I grew up in a fundamentalist church, and then my mother told me I could make my own choice and I was outta there in a flash. I then attended a mainstream Protestant church for a long time and taught Sunday School there for twelve and thirteen year olds. Our minister's son was in my class and I taught sex ed, if you can believe it to those kids, I mean sex ed as in being a medical professional and telling the stand up truth about everything. I told them they weren't ready for sex, keep in mind the moral part but if they were going to be stupid, to at least be smart in being stupid. I had the largest classes I ever had then, and not one peep from the parents.
Later, I just determined that spirituality didn't need to be in an organized church.
I do believe that those who are fundamentalist ANY RELIGION are a threat to everyone around them, and this country. Our forefathers had seen what religion being bound to the state achieved and they separated us and it should stay there. Palin has shown herself to be an outstanding liar and can misrepresent with the best, and teaches division and hate and that is why I left that fundamentalist church and this country should never, ever permit any church of any faith to have anything to do with our government.

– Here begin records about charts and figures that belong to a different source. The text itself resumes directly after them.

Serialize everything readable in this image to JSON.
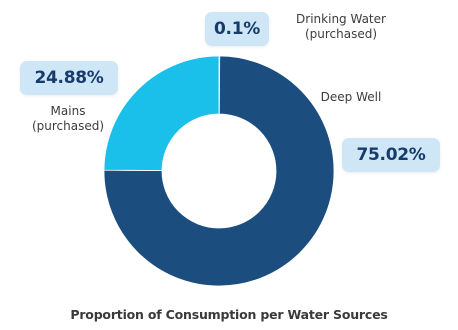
{
  "chart_data": {
    "type": "pie",
    "title": "Proportion of Consumption per Water Sources",
    "hole": true,
    "slices": [
      {
        "name": "Deep Well",
        "value": 75.02,
        "percent_label": "75.02%",
        "label_lines": [
          "Deep Well"
        ],
        "color": "#1b4e7f"
      },
      {
        "name": "Mains (purchased)",
        "value": 24.88,
        "percent_label": "24.88%",
        "label_lines": [
          "Mains",
          "(purchased)"
        ],
        "color": "#1ac0ea"
      },
      {
        "name": "Drinking Water (purchased)",
        "value": 0.1,
        "percent_label": "0.1%",
        "label_lines": [
          "Drinking Water",
          "(purchased)"
        ],
        "color": "#5aa9d6"
      }
    ]
  },
  "colors": {
    "badge_background": "#cfe6f7",
    "badge_text": "#173c6b",
    "label_text": "#3c3c3c"
  }
}
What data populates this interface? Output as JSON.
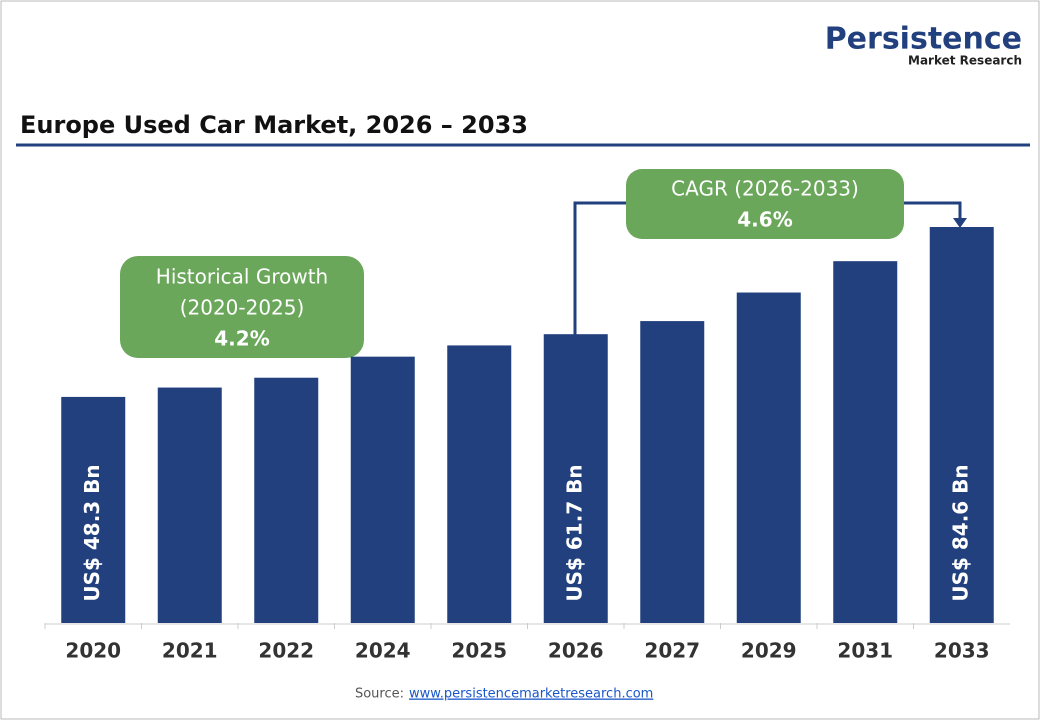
{
  "logo": {
    "name": "Persistence",
    "tagline": "Market Research"
  },
  "chart_data": {
    "type": "bar",
    "title": "Europe Used Car Market, 2026 – 2033",
    "categories": [
      "2020",
      "2021",
      "2022",
      "2024",
      "2025",
      "2026",
      "2027",
      "2029",
      "2031",
      "2033"
    ],
    "values": [
      48.3,
      50.3,
      52.4,
      56.9,
      59.3,
      61.7,
      64.5,
      70.6,
      77.3,
      84.6
    ],
    "value_labels": [
      "US$ 48.3 Bn",
      null,
      null,
      null,
      null,
      "US$ 61.7 Bn",
      null,
      null,
      null,
      "US$ 84.6 Bn"
    ],
    "color": "#21407d",
    "annotations": {
      "historical": {
        "label": "Historical Growth",
        "period": "(2020-2025)",
        "value": "4.2%"
      },
      "cagr": {
        "label": "CAGR (2026-2033)",
        "value": "4.6%"
      }
    },
    "source": {
      "label": "Source:",
      "link": "www.persistencemarketresearch.com"
    }
  }
}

You think it cannot get any worse and then it does! Religious zealots have been the cause of wars, witch hunts and cause of extreme suffering. No matter what the argument is, reason cannot penetrate the skulls of such radicals. Since the middle ages religious fanatics have destroyed countries. I made a mistake when I thought we will somehow survive Bush. We as a nation have not been as close to war since the Cuban missile crisis. The enemy is from within. What makes it even more dangerous is the financial disaster we are about to see. Even more dangerous is the looming food crises. A country like Pakistan is on the brink of collapse and they have nukes. So do the Russians. And India. The disastrous foreign policies adds spice to a widening problem. We are over populated, water is poisoned and sparse, the soils in the US are destroyed and can only yield a harvest with extreme amounts of fertilizer. The issues have been put off for years. These are just a few subjects I can mention. With my knowledge of history, there is only one outcome: war. I do not know where and how long it is going to last, nor do I know whether it is a localized or global war. I only hope that Obama can find solutions to avoid that. I can not imagine his intelligence and his potential because I am not even close.